Understanding IP Packets, TTL, and Traceroute: Tracing the Path to GitHub

When you visit a popular site like GitHub, the data packets your computer sends travel through many devices before reaching the destination server. This journey is governed by the TCP/IP protocol suite, where application data is wrapped by HTTP, TCP, and IP layers to form IP packets that are transmitted over the network.

Each IP packet carries a TTL (Time To Live) field that decrements at every hop; when TTL reaches zero, the packet is discarded and an ICMP "time exceeded" message is sent back. Traceroute (Linux) and tracert (Windows) exploit this behavior by sending packets with gradually increasing TTL values, allowing them to identify each intermediate node that responds with the timeout message.

In Windows, tracert sends ICMP packets, while Linux traceroute typically sends UDP packets.

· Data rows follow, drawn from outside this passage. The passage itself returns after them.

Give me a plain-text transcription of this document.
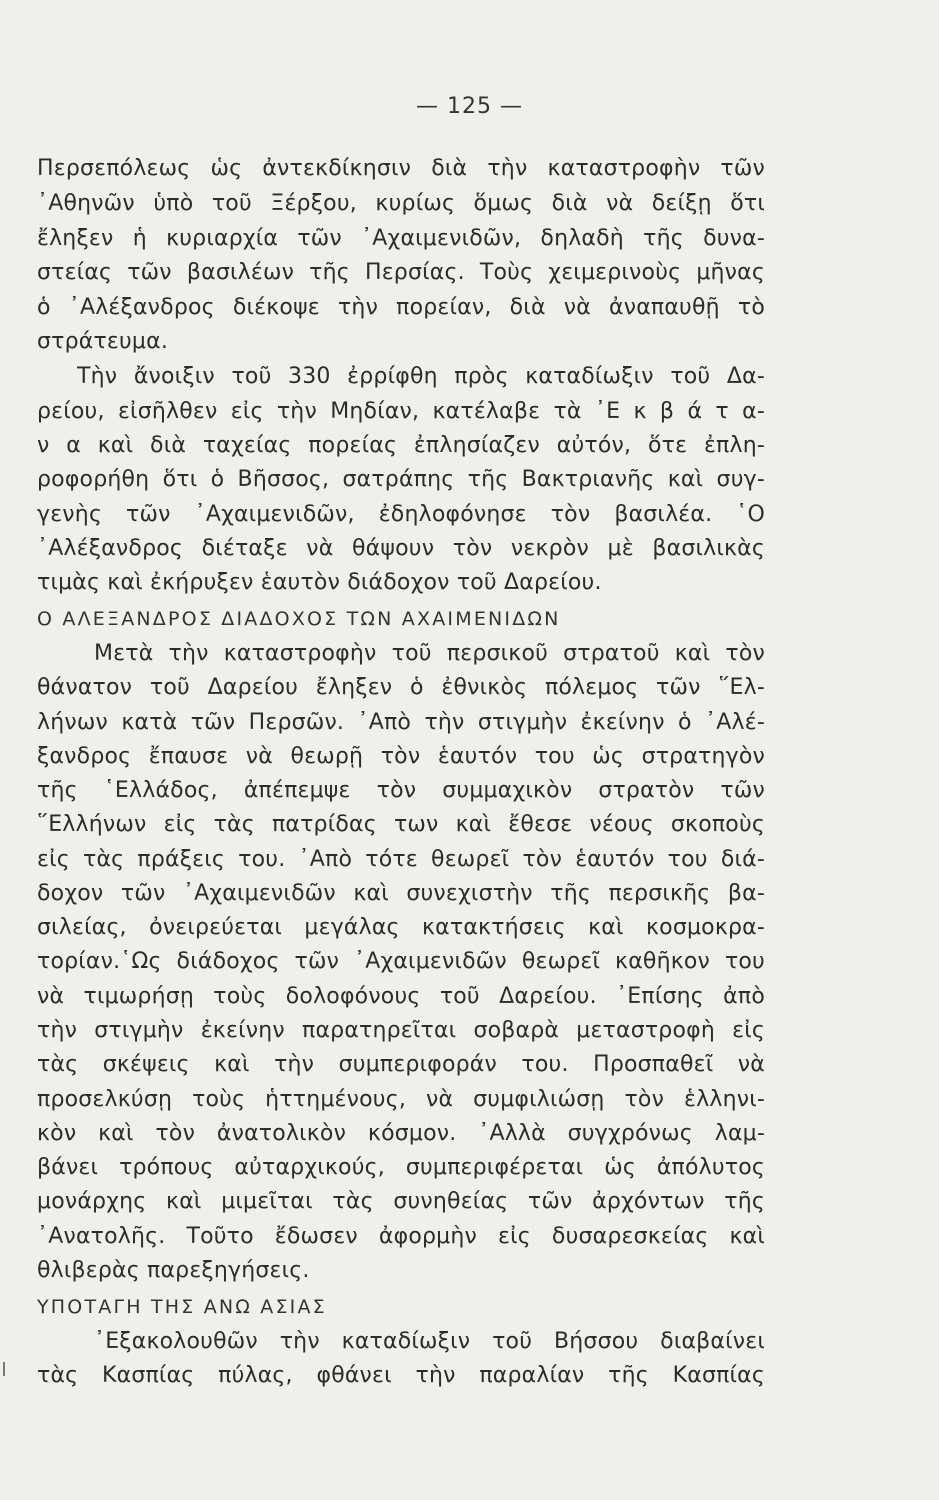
— 125 —
Περσεπόλεως ὡς ἀντεκδίκησιν διὰ τὴν καταστροφὴν τῶν
᾿Αθηνῶν ὑπὸ τοῦ Ξέρξου, κυρίως ὅμως διὰ νὰ δείξῃ ὅτι
ἔληξεν ἡ κυριαρχία τῶν ᾿Αχαιμενιδῶν, δηλαδὴ τῆς δυνα-
στείας τῶν βασιλέων τῆς Περσίας. Τοὺς χειμερινοὺς μῆνας
ὁ ᾿Αλέξανδρος διέκοψε τὴν πορείαν, διὰ νὰ ἀναπαυθῇ τὸ
στράτευμα.
Τὴν ἄνοιξιν τοῦ 330 ἐρρίφθη πρὸς καταδίωξιν τοῦ Δα-
ρείου, εἰσῆλθεν εἰς τὴν Μηδίαν, κατέλαβε τὰ ᾿Ε κ β ά τ α-
ν α καὶ διὰ ταχείας πορείας ἐπλησίαζεν αὐτόν, ὅτε ἐπλη-
ροφορήθη ὅτι ὁ Βῆσσος, σατράπης τῆς Βακτριανῆς καὶ συγ-
γενὴς τῶν ᾿Αχαιμενιδῶν, ἐδηλοφόνησε τὸν βασιλέα. ῾Ο
᾿Αλέξανδρος διέταξε νὰ θάψουν τὸν νεκρὸν μὲ βασιλικὰς
τιμὰς καὶ ἐκήρυξεν ἑαυτὸν διάδοχον τοῦ Δαρείου.
Ο ΑΛΕΞΑΝΔΡΟΣ ΔΙΑΔΟΧΟΣ ΤΩΝ ΑΧΑΙΜΕΝΙΔΩΝ
Μετὰ τὴν καταστροφὴν τοῦ περσικοῦ στρατοῦ καὶ τὸν
θάνατον τοῦ Δαρείου ἔληξεν ὁ ἐθνικὸς πόλεμος τῶν ῞Ελ-
λήνων κατὰ τῶν Περσῶν. ᾿Απὸ τὴν στιγμὴν ἐκείνην ὁ ᾿Αλέ-
ξανδρος ἔπαυσε νὰ θεωρῇ τὸν ἑαυτόν του ὡς στρατηγὸν
τῆς ῾Ελλάδος, ἀπέπεμψε τὸν συμμαχικὸν στρατὸν τῶν
῞Ελλήνων εἰς τὰς πατρίδας των καὶ ἔθεσε νέους σκοποὺς
εἰς τὰς πράξεις του. ᾿Απὸ τότε θεωρεῖ τὸν ἑαυτόν του διά-
δοχον τῶν ᾿Αχαιμενιδῶν καὶ συνεχιστὴν τῆς περσικῆς βα-
σιλείας, ὀνειρεύεται μεγάλας κατακτήσεις καὶ κοσμοκρα-
τορίαν.῾Ως διάδοχος τῶν ᾿Αχαιμενιδῶν θεωρεῖ καθῆκον του
νὰ τιμωρήσῃ τοὺς δολοφόνους τοῦ Δαρείου. ᾿Επίσης ἀπὸ
τὴν στιγμὴν ἐκείνην παρατηρεῖται σοβαρὰ μεταστροφὴ εἰς
τὰς σκέψεις καὶ τὴν συμπεριφοράν του. Προσπαθεῖ νὰ
προσελκύσῃ τοὺς ἡττημένους, νὰ συμφιλιώσῃ τὸν ἑλληνι-
κὸν καὶ τὸν ἀνατολικὸν κόσμον. ᾿Αλλὰ συγχρόνως λαμ-
βάνει τρόπους αὐταρχικούς, συμπεριφέρεται ὡς ἀπόλυτος
μονάρχης καὶ μιμεῖται τὰς συνηθείας τῶν ἀρχόντων τῆς
᾿Ανατολῆς. Τοῦτο ἔδωσεν ἀφορμὴν εἰς δυσαρεσκείας καὶ
θλιβερὰς παρεξηγήσεις.
ΥΠΟΤΑΓΗ ΤΗΣ ΑΝΩ ΑΣΙΑΣ
᾿Εξακολουθῶν τὴν καταδίωξιν τοῦ Βήσσου διαβαίνει
τὰς Κασπίας πύλας, φθάνει τὴν παραλίαν τῆς Κασπίας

By observing which node returns the timeout notification for each TTL, the tools map the route.

Running a trace to GitHub (IP 140.82.121.3) yields the following output:

F:\work>tracert 140.82.121.3

通过最多 30 个跃点跟踪
到 lb-140-82-121-3-fra.github.com [140.82.121.3] 的路由:

  1    <1 毫秒   <1 毫秒   <1 毫秒 10.??.??.1
  2    <1 毫秒   <1 毫秒   <1 毫秒 10.??.??.??
  3     2 ms     1 ms     1 ms  182.150.63.1
  4     *        *        *     请求超时。
  5     1 ms     *        2 ms  171.208.199.81
  6     *       25 ms     *     202.97.29.45
  7     *        *        *     请求超时。
  8    36 ms    37 ms    36 ms  202.97.91.190
  9   184 ms   191 ms   185 ms  202.97.27.242
 10   195 ms   194 ms   194 ms  xe-10-0-0.mpr4.sjc7.us.zip.zayo.com [64.125.14.45]
 11   190 ms   190 ms   190 ms  ae16.cr2.sjc2.us.zip.zayo.com [64.125.31.14]
 12   324 ms   325 ms   324 ms  ae27.cs2.sjc2.us.eth.zayo.com [64.125.30.232]
 13     *        *      333 ms  ae16.cs2.den5.us.zip.zayo.com [64.125.28.215]
 14   334 ms     *        *     ae5.cs4.ord2.us.eth.zayo.com [64.125.29.217]
 15     *      327 ms   325 ms  ae3.cs2.lga5.us.eth.zayo.com [64.125.29.212]
 16     *        *        *     请求超时。
 17     *        *        *     请求超时。
 18   332 ms   332 ms   340 ms  ae0.cs1.lhr15.uk.eth.zayo.com [64.125.29.119]
 19     *        *        *     请求超时。
 20   343 ms   338 ms     *     ae4.cs1.ams17.nl.eth.zayo.com [64.125.28.36]
 21   355 ms   353 ms   353 ms  ae2.cs1.fra6.de.eth.zayo.com [64.125.29.58]
 22   335 ms   334 ms   338 ms  ae1.mcs1.fra6.de.eth.zayo.com [64.125.29.57]
 23   340 ms   341 ms   341 ms  82.98.193.31
 24     *        *        *     请求超时。
 25     *        *        *     请求超时。
 26   335 ms   343 ms   343 ms  lb-140-82-121-3-fra.github.com [140.82.121.3]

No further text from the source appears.